Review: Sorge ‘Sorge’
Sorge are a five piece from Washington DC and consist of Christian Pandtle– bass, Joshua Gerras –guitar/vox, Mike Romadka – drums, Logan Boucher – lead guitar and Jake Filderman – synths. They’re a relatively new outfit having formed only in 2017 and their first show, judging from their Facebook, profile page took place in January 2018.
The band have described themselves as ‘psychedelic stoner sludge & experimental fuzz doom metal from outer space’, the outer space part particularly grabbed my attention as the band’s logo bares a stylistic similarity to that of Canadian prog metal titans Voivod. The artwork itself is by Ellie Yanagisawa and Bonner Sale and would suggest an organic desert style vibe, which would stand contrary to the band’s otherworldly logo.
This four track EP is the band’s first release and starts off with Faith Of A Heretic, the longest track. There are some spacy synth sounds in the background and the track moves at a glacial pace. Gerras’ vocals sound a little akin to Scott Reagers, if the latter had of performed on Saint Vitus’ Mournful Cries instead of Scott ‘Wino’ Weinrich. The distortion, which closes out the track, segue ways nicely into follow up A Horse In Turin.

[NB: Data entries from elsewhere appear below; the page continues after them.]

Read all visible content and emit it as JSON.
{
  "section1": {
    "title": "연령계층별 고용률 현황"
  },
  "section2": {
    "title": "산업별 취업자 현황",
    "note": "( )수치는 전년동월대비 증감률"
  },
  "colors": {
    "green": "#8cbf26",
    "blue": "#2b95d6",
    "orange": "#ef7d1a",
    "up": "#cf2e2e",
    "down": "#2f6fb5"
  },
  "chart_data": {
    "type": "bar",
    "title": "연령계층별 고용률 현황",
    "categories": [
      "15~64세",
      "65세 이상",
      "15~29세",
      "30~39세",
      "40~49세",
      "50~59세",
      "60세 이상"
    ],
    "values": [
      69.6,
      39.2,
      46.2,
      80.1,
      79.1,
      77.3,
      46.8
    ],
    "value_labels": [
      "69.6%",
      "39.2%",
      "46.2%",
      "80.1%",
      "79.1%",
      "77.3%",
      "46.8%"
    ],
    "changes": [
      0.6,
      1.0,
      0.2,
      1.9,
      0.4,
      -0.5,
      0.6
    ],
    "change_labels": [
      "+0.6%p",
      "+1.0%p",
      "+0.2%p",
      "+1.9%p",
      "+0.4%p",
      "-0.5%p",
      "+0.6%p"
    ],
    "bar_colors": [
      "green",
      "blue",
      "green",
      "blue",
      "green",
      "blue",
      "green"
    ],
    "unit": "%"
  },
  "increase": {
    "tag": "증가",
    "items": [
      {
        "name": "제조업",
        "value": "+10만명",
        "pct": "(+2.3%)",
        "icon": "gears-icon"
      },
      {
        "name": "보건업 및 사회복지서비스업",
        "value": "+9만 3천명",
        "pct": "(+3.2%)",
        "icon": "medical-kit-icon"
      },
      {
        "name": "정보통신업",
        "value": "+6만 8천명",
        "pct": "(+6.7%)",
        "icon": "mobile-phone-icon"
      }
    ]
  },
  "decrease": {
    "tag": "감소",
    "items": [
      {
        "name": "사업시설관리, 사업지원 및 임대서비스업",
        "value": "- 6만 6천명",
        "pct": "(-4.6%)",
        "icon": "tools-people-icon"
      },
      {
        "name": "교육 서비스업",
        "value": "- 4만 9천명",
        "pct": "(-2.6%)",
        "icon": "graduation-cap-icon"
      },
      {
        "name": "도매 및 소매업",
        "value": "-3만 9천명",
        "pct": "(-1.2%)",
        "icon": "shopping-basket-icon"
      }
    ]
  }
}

This number commences with a slow insistent bass before some almighty riffage enter the fray courtesy of Gerras and Boucher. The synth touches from Filderman add a nice Hawkwind space texture which does not overshadow but instead compliments some of the heavy ass psychedelic riffage. Gerras’ wailing at times reminds me of Chris Cornell at around the time of Soundgarden’s debut Ultramega OK, especially Beyond The Wheel. You’re then taken completely by surprise towards the end with a thrilling High On Fire influenced flourish with some pretty thrashy riffing. Wow.

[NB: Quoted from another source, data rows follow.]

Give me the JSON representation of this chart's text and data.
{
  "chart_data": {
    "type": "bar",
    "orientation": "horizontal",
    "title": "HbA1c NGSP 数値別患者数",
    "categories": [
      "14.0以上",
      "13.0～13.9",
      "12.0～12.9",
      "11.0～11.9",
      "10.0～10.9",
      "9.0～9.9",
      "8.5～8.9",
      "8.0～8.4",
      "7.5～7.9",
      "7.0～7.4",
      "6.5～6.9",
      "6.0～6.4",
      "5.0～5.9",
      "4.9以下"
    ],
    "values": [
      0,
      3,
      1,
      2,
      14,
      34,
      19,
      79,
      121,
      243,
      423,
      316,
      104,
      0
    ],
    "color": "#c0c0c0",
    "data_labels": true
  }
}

The synth touches from Filderman add a nice Hawkwind space texture which does not overshadow but instead compliments some of the heavy ass psychedelic riffage…
Sorge have listed Neurosis and YOB as influences and these bands more cerebral approaches clearly come to the fore with one of the EP’s heavier numbers Argent. Neurosis’ relentless tribal drumming on the album A Sun That Never Sets (not well rated by allmusic, but is my favourite) have clearly influenced Romadka’s drumming. There is a distinct post-metal vibe about this one.
We reach the final track Astral Burnout which has also served as the band’s first single. In fact, the band’s PR Earsplit have labelled it as ‘dynamic’ which I cannot disagree with. Compared to the rest of the EP it’s rather on the lighter side and can, by those terms, be the logical successor to preceding number Argent. There is some nice Sabbathian grooving at around 4:14 minutes, which is the first time that that band’s otherwise ubiquitous influence on the stoner/doom metal scene, has really reared its head on this EP. As much as I love the Sabs, its refreshing that the band have not just resorted to the easy route and attempted to rework Volume 4.
As mentioned earlier, this is the band’s first release and is, in my opinion, a brilliant showcase for material to come and to again quote Earsplit, Sorge are ‘already heavily entwined in the creation of new material’ which I for one am looking forward to. For a band who’ve only been in existence for 3 years, I think that they’ve done themselves credit with this release. The subtle use of synths helps to enhance the band’s sound, instead of detracting away from it. It also helps them to stand out in an overpopulated genre that’s bursting at the seams with acts, all jostling with each other, to get noticed.